We have released large hypercubes of brightness maps and 2D projected dust distribution maps. The accompanying HYPERCAT software makes using these large hypercubes very easy. It can also simulate observations of such brightness distributions, and allows to study the effects of model parameters and wavelength on the resulting morphology.

We have submitted the paper titled "Hypercubes of AGN Tori (HYPERCAT): Resolving the Torus with Extremely Large Telescopes" on 2020-08-30 (Nikutta, Lopez-Rodriguez, Ichikawa, Levenson, Packham, Hönig, Alonso-Herrero, 2020).

HYPERCAT will become available upon the acceptance of the paper.

Please see more details on the Images / HYPERCAT page.


CLUMPY website has moved has moved from UKY to NOAO.

Together with the move we are retiring the outdated *txt file models, and provide the model database an a single hdf5 file.

We are also retiring the capacity to compute own models online, since we have computed an almost exhaustive grid of parameters. If you need very different models, please contact me and we'll talk.

Please stay tuned, as we are working on updated SEDs, and on a hypercube of brightness maps!


The CLUMPY models have been updated

The emission of CLUMPY clouds is the angle-averaged emission of all slab orientations. To "label" such "synthetic" clouds we previously used the optical depth along the normal of the slab.

We recently compared the synthetic clouds to spherical clouds (3-d radiative transfer). For a sphere, the optical depth along a central ray is the highest possible of all rays. For a slab the optical depth along the normal is the smallest of all rays. The calculations show that the effective optical depth through a synthetic cloud is two times higher than the optical depth along a slab normal.

The absorption caused by clouds is not affected by this (the spectral shape doesn't change, only the "optical depth label" assigned to the clouds is now two times higher). However, the cloud emission does change, because the cloud source function is a wavelength-dependent function τ(λ). Thus, the overall spectral shape of the model SEDs does change (up to 20 percent at any given wavelength, in our experience).

These new results will be published in Heymann, Nikutta, and Elitzur (in prep.). Meanwhile, we make available the newly calculated CLUMPY model database as an HDF5 file (1.2 GB).
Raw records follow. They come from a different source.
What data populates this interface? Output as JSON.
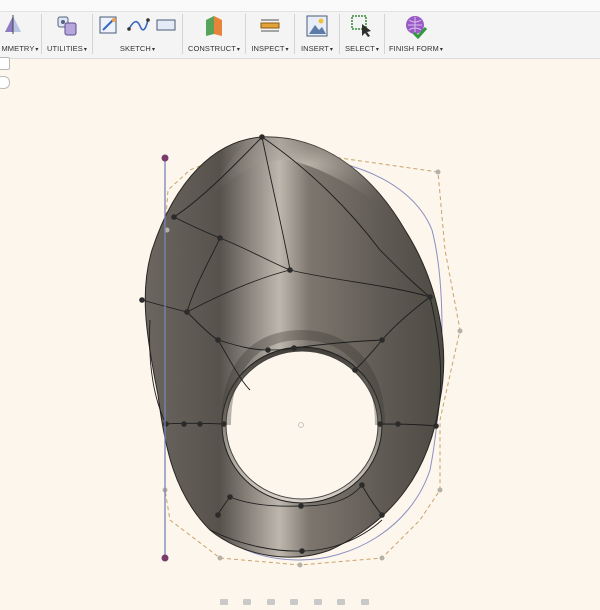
{
  "toolbar": {
    "groups": [
      {
        "label": "MMETRY",
        "icon": "symmetry-icon"
      },
      {
        "label": "UTILITIES",
        "icon": "utilities-icon"
      },
      {
        "label": "SKETCH",
        "icon": "sketch-icon"
      },
      {
        "label": "CONSTRUCT",
        "icon": "construct-icon"
      },
      {
        "label": "INSPECT",
        "icon": "inspect-icon"
      },
      {
        "label": "INSERT",
        "icon": "insert-icon"
      },
      {
        "label": "SELECT",
        "icon": "select-icon"
      },
      {
        "label": "FINISH FORM",
        "icon": "finish-form-icon"
      }
    ],
    "dropdown_caret": "▾"
  },
  "colors": {
    "canvas_background": "#fdf6ec",
    "surface_dark": "#5e5a55",
    "surface_light": "#a29c94",
    "edge": "#1e1e1e",
    "control_frame": "#c9a36a",
    "outline_curve": "#8a8fc0",
    "selected_point": "#7a3b6a"
  }
}
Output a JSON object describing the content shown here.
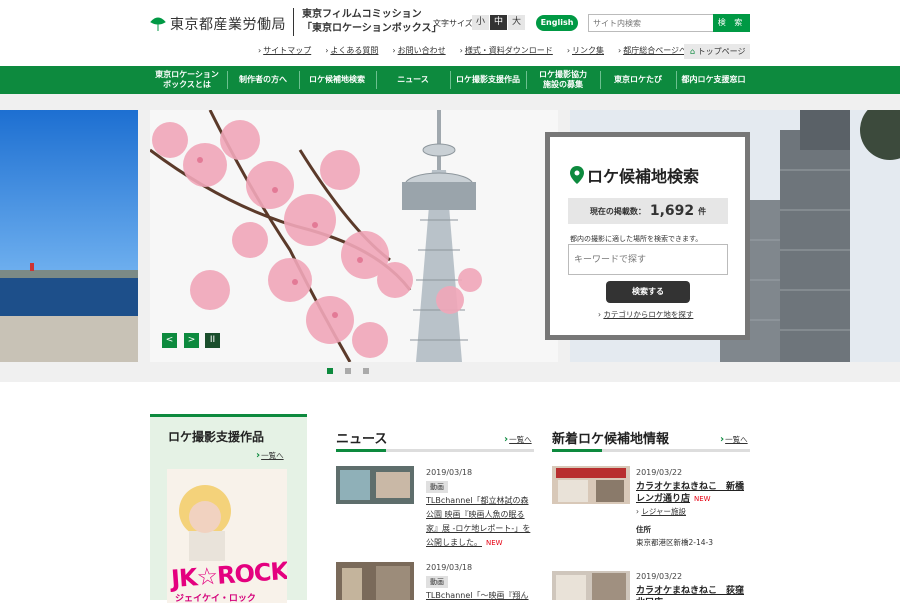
{
  "header": {
    "org_name": "東京都産業労働局",
    "site_name_line1": "東京フィルムコミッション",
    "site_name_line2": "「東京ロケーションボックス」",
    "font_size_label": "文字サイズ",
    "font_sizes": [
      "小",
      "中",
      "大"
    ],
    "english_label": "English",
    "search_placeholder": "サイト内検索",
    "search_button": "検 索",
    "util_links": [
      "サイトマップ",
      "よくある質問",
      "お問い合わせ",
      "様式・資料ダウンロード",
      "リンク集",
      "都庁総合ページへのリンク"
    ],
    "top_page_label": "トップページ"
  },
  "nav": {
    "items": [
      "東京ロケーション\nボックスとは",
      "制作者の方へ",
      "ロケ候補地検索",
      "ニュース",
      "ロケ撮影支援作品",
      "ロケ撮影協力\n施設の募集",
      "東京ロケたび",
      "都内ロケ支援窓口"
    ]
  },
  "hero": {
    "prev_label": "<",
    "next_label": ">",
    "pause_label": "II",
    "active_slide": 1,
    "slide_count": 3
  },
  "location_search": {
    "title": "ロケ候補地検索",
    "count_label": "現在の掲載数：",
    "count_value": "1,692",
    "count_unit": "件",
    "description": "都内の撮影に適した場所を検索できます。",
    "input_placeholder": "キーワードで探す",
    "submit_label": "検索する",
    "category_link": "カテゴリからロケ地を探す"
  },
  "works": {
    "title": "ロケ撮影支援作品",
    "more_label": "一覧へ",
    "poster_text": "JK☆ROCK",
    "poster_sub": "ジェイケイ・ロック"
  },
  "news": {
    "title": "ニュース",
    "more_label": "一覧へ",
    "items": [
      {
        "date": "2019/03/18",
        "tag": "動画",
        "text": "TLBchannel「都立林試の森公園 映画『映画人魚の眠る家』展 -ロケ地レポート-」を公開しました。",
        "new": "NEW"
      },
      {
        "date": "2019/03/18",
        "tag": "動画",
        "text": "TLBchannel「～映画『翔ん"
      }
    ]
  },
  "locations": {
    "title": "新着ロケ候補地情報",
    "more_label": "一覧へ",
    "items": [
      {
        "date": "2019/03/22",
        "name": "カラオケまねきねこ　新橋レンガ通り店",
        "new": "NEW",
        "category": "レジャー施設",
        "address_label": "住所",
        "address": "東京都港区新橋2-14-3"
      },
      {
        "date": "2019/03/22",
        "name": "カラオケまねきねこ　荻窪北口店"
      }
    ]
  },
  "colors": {
    "brand_green": "#0d8a3e",
    "new_red": "#e60012"
  }
}
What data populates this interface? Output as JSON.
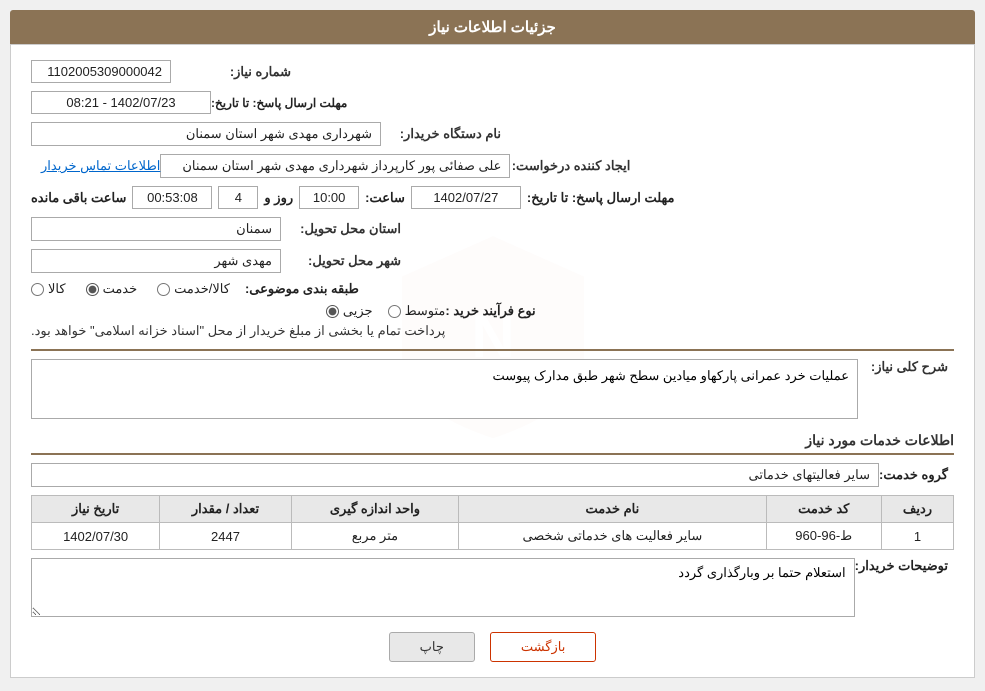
{
  "header": {
    "title": "جزئیات اطلاعات نیاز"
  },
  "fields": {
    "need_number_label": "شماره نیاز:",
    "need_number_value": "1102005309000042",
    "buyer_org_label": "نام دستگاه خریدار:",
    "buyer_org_value": "شهرداری مهدی شهر استان سمنان",
    "creator_label": "ایجاد کننده درخواست:",
    "creator_value": "علی صفائی پور کارپرداز شهرداری مهدی شهر استان سمنان",
    "contact_link": "اطلاعات تماس خریدار",
    "deadline_label": "مهلت ارسال پاسخ: تا تاریخ:",
    "deadline_date": "1402/07/27",
    "deadline_time_label": "ساعت:",
    "deadline_time": "10:00",
    "deadline_days_label": "روز و",
    "deadline_days": "4",
    "countdown_label": "ساعت باقی مانده",
    "countdown_value": "00:53:08",
    "province_label": "استان محل تحویل:",
    "province_value": "سمنان",
    "city_label": "شهر محل تحویل:",
    "city_value": "مهدی شهر",
    "category_label": "طبقه بندی موضوعی:",
    "category_options": [
      "کالا",
      "خدمت",
      "کالا/خدمت"
    ],
    "category_selected": "خدمت",
    "process_label": "نوع فرآیند خرید :",
    "process_options": [
      "جزیی",
      "متوسط"
    ],
    "process_text": "پرداخت تمام یا بخشی از مبلغ خریدار از محل \"اسناد خزانه اسلامی\" خواهد بود.",
    "general_desc_label": "شرح کلی نیاز:",
    "general_desc_value": "عملیات خرد عمرانی پارکهاو میادین سطح شهر طبق مدارک پیوست",
    "services_title": "اطلاعات خدمات مورد نیاز",
    "service_group_label": "گروه خدمت:",
    "service_group_value": "سایر فعالیتهای خدماتی",
    "table": {
      "headers": [
        "ردیف",
        "کد خدمت",
        "نام خدمت",
        "واحد اندازه گیری",
        "تعداد / مقدار",
        "تاریخ نیاز"
      ],
      "rows": [
        {
          "index": "1",
          "code": "ط-96-960",
          "name": "سایر فعالیت های خدماتی شخصی",
          "unit": "متر مربع",
          "quantity": "2447",
          "date": "1402/07/30"
        }
      ]
    },
    "buyer_desc_label": "توضیحات خریدار:",
    "buyer_desc_value": "استعلام حتما بر وبارگذاری گردد"
  },
  "buttons": {
    "print": "چاپ",
    "back": "بازگشت"
  }
}
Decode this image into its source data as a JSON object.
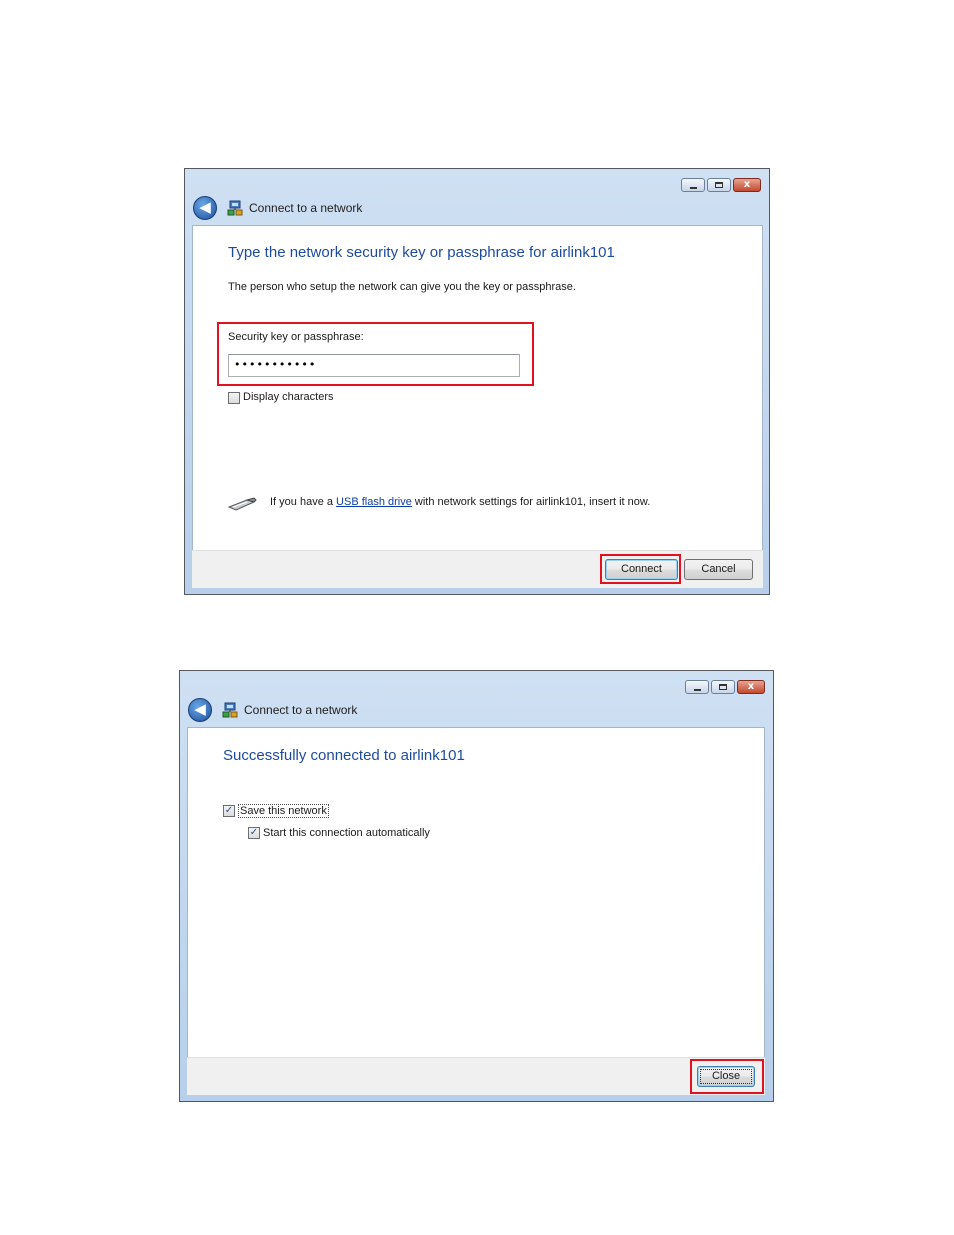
{
  "window1": {
    "title": "Connect to a network",
    "heading": "Type the network security key or passphrase for airlink101",
    "description": "The person who setup the network can give you the key or passphrase.",
    "field_label": "Security key or passphrase:",
    "field_value": "•••••••••••",
    "display_characters_label": "Display characters",
    "display_characters_checked": false,
    "usb_text_before": "If you have a ",
    "usb_link": "USB flash drive",
    "usb_text_after": " with network settings for airlink101, insert it now.",
    "connect_label": "Connect",
    "cancel_label": "Cancel"
  },
  "window2": {
    "title": "Connect to a network",
    "heading": "Successfully connected to airlink101",
    "save_network_label": "Save this network",
    "save_network_checked": true,
    "start_auto_label": "Start this connection automatically",
    "start_auto_checked": true,
    "close_label": "Close"
  },
  "titlebar": {
    "close_glyph": "x",
    "check_glyph": "✓",
    "back_glyph": "◀"
  },
  "colors": {
    "highlight": "#e0121f",
    "heading": "#1d4b9c",
    "link": "#0b3fa8"
  }
}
The old online model database is still active, but we discourage you from using it in favor of the new models.

Note that the optical depth values in the new models are now "effective optical depths", rather than the optical depth along the slab normal used before.


Bug in SED normalization found and fixed

We have found a bug in the old code that caused the torus models to have incorrect normalization. The spectral shapes of the SEDs were not affected by the bug, only the absolute flux levels were. The bug has been fixed, and the models re-generated. The catalog and the online creation of models are now re-enabled. An erratum to Nenkova et al. 2008b (ApJ, 685, 160) has been published in Nenkova et al. 2010 (ApJ, 723, 1827).

Renamed Pnorm to f2 in model files

The torus covering factor 'f2' -- see Eq. 9 in Nenkova et al. 2008a (ApJ, 685, 147) -- is now called 'f2' in the CLUMPY output files (it used to be called 'Pnorm').

Increased the number of models that can be computed online

Together with the catalog update we have increased the number of Y values that can be selected (multiple selections OK now). The maximum number of models that can be calculated online in one run is now 1000 (up from 100). Finally, the models will now be generated faster (more CPUs).